For BRICS nations, which have been actively pursuing de-dollarization strategies and alternative payment systems, the rapid growth of digital dollar instruments presents a new and potentially disruptive challenge.
Key Developments
White House Negotiations Continue
White House officials recently held a third round of talks with banking leaders and crypto policy experts regarding the Digital Asset Market Clarity Act. The central sticking point remains whether platforms such as Coinbase should be permitted to offer stablecoin yields.
Industry Divisions Deepen
Banks are pushing for a ban on stablecoin yield products, arguing that they threaten traditional deposit structures. Meanwhile, crypto industry leaders — including Crypto Council for Innovation CEO Ji Kim and Coinbase Chief Legal Officer Paul Grewal — described the discussions as constructive and cooperative.

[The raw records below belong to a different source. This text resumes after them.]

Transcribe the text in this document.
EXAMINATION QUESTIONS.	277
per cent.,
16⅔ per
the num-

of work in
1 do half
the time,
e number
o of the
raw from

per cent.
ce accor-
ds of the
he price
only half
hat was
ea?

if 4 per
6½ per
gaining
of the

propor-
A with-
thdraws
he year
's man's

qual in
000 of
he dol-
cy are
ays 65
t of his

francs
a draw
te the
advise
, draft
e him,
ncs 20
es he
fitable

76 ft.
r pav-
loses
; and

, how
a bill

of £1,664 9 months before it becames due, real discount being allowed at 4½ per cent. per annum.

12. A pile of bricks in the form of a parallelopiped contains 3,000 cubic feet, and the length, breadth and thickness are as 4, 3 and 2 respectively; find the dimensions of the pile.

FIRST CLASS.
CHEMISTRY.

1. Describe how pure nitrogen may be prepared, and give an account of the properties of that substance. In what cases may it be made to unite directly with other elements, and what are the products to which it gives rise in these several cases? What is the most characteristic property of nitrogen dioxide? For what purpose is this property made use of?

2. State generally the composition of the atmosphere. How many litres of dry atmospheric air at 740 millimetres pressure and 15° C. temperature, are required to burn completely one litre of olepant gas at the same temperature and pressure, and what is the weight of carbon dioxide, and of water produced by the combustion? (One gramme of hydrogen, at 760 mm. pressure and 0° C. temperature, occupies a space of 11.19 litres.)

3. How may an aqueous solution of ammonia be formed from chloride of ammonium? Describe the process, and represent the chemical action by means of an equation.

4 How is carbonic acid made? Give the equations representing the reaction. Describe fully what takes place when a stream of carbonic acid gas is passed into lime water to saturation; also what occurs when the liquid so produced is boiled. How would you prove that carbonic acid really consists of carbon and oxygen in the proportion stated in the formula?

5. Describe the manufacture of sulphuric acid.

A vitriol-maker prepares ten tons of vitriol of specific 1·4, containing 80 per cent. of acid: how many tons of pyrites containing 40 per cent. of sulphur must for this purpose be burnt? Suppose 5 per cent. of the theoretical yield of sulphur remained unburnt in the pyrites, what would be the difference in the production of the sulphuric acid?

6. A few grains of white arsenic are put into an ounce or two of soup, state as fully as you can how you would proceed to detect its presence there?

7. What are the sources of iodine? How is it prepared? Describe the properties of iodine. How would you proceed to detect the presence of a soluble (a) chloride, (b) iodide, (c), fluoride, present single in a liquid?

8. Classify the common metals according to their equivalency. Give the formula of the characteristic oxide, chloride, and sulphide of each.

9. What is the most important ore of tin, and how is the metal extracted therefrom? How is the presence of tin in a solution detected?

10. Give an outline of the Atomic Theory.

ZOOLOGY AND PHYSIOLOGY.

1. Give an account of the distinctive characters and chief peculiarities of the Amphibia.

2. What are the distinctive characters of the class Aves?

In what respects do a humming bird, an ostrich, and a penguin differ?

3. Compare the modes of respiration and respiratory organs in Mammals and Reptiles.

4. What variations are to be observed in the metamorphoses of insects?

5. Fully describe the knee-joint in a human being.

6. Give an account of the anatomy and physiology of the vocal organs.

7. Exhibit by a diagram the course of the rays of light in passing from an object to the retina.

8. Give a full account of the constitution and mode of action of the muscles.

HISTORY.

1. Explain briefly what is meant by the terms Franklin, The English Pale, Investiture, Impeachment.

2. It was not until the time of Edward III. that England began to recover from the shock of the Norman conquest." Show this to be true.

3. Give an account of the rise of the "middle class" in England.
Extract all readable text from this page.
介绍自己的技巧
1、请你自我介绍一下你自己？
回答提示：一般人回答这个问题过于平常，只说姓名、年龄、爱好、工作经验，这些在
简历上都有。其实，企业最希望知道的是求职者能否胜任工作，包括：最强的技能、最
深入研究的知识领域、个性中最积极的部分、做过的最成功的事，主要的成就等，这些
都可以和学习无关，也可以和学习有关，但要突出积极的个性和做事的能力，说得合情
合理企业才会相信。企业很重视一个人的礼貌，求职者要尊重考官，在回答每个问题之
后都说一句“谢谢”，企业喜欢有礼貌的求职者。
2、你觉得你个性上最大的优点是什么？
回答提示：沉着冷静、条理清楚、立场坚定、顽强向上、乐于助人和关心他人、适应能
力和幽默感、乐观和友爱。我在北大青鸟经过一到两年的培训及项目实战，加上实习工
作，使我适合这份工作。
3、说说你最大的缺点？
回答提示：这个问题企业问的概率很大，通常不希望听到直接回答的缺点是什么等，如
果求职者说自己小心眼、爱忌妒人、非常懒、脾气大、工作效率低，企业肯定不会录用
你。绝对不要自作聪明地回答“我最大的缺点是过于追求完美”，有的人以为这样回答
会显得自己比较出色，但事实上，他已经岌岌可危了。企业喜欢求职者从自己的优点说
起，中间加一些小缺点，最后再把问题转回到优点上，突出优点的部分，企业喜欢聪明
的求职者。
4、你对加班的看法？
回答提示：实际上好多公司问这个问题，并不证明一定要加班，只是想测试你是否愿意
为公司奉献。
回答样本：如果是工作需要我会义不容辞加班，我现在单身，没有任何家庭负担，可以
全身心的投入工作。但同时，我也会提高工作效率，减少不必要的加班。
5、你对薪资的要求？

Stablecoin Yields as a Global Magnet
If yields are approved under U.S. regulation, USD-backed stablecoins could become highly attractive to users in inflation-affected emerging markets. This would accelerate what analysts describe as “digital dollarization” — the migration of savings into dollar-denominated digital assets outside traditional banking channels.
BRICS De-Dollarization Faces New Headwinds
The BRICS bloc — led by major economies such as Russia, China, and India — has been building alternative financial rails, including central bank digital currencies (CBDCs), to reduce reliance on the U.S. dollar. A regulated and yield-bearing stablecoin market in the U.S. could undermine those efforts at the retail-user level.
Why It Matters
If the U.S. stablecoin push succeeds in locking in yield-bearing digital dollars, the shift won’t occur through government agreements — it will happen organically through consumer behavior. Individuals in unstable currency environments may simply choose higher-yielding, dollar-denominated digital assets.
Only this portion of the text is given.